Kevin Dasso, former California utility executive and wildfire mitigation utility consultant, recommends exploring new technologies every three to six months and reaching out to vegetation management teams with similar challenges globally to keep up with the staggering pace of innovation.
The team at Holy Cross Energy maintains an annual innovation budget to support the increasing challenges of a wildfire-prone territory. And while measuring the effectiveness of any new solution can prove challenging, it’s a worthwhile endeavor. Effectiveness metrics are top of mind for many state regulatory bodies, including the California Public Utilities Commission (CPUC), which now requires utilities to track their mitigation efforts against distinct metrics.
Lacking real-time insight on the state of vegetation across their territories, many utilities rely on past experiences and historic data to inform their strategies, specifically with regard to fixed cycle trimming.

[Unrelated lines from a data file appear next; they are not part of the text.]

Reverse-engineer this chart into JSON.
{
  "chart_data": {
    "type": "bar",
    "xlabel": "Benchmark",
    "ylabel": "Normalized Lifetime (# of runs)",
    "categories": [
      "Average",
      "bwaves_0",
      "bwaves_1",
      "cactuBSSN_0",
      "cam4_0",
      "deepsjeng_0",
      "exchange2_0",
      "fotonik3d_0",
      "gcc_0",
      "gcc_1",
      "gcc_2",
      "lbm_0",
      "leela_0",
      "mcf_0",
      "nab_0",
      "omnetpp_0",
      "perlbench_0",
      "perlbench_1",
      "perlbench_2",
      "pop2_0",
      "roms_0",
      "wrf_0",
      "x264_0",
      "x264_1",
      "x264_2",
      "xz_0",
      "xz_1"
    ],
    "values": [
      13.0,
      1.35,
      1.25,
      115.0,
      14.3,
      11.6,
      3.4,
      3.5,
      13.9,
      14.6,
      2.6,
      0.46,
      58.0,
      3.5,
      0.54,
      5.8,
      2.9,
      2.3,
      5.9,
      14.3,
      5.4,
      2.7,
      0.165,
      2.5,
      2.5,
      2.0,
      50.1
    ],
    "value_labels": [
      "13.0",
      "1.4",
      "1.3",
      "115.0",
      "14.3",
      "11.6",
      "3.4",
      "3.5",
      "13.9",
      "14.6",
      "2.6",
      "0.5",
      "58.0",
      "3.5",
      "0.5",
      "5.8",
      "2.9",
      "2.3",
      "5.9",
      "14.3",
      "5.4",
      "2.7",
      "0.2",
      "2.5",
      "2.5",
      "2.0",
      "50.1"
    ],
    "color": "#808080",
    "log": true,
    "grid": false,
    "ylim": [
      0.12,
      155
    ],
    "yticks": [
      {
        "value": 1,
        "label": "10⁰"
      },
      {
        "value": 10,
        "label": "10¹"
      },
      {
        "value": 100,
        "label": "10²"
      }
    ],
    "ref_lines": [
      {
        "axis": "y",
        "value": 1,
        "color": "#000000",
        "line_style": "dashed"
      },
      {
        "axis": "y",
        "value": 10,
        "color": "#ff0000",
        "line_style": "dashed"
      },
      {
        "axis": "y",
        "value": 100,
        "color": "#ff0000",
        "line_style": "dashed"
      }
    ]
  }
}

Because of rapid population growth in WUI and changing conditions, a cycle strategy alone leaves them unable to address pressing needs without significant additional expense.
Prioritizing High-Impact Work
Electric utilities cannot optimize their wildfire mitigation strategies without timely, reliable vegetation insights across the entire service territory. However, with those insights, utilities gain the flexibility to make better decisions about when, where and how they spend their resources.
Some circuits might pose significant wildfire risk more frequently than others. Some circuits in this year’s prescribed trim cycle could wait a year or two. Better long-term decision-making depends on the ability to explore relevant vegetation insights and to use predictive modeling to prioritize effectively.
Vegetation intelligence also doesn’t necessitate costly approaches like aerial LiDAR surveys or complete databases of hundreds of thousands of individual trees. Satellite imagery supports granular and actionable insights on a much faster timeline. Utilities might consider pairing it with slower, more targeted approaches for areas of special interest or highest risk.
Implemented strategically, the solution is fast and affordable. Electric utilities can scale their own field expertise with vegetation intelligence that supports condition-based trimming in addition to their existing cycle work.
Indra den Bakker is a co-founder and CEO for Overstory, a company simplifying vegetation intelligence using machine learning and satellite imagery. Author of the Python Deep Learning Cookbook, he has a background in computational intelligence. Den Bakker’s work supports smarter decision-making about earth’s forests —
specifically around wildfire mitigation and increasingly risky climate events.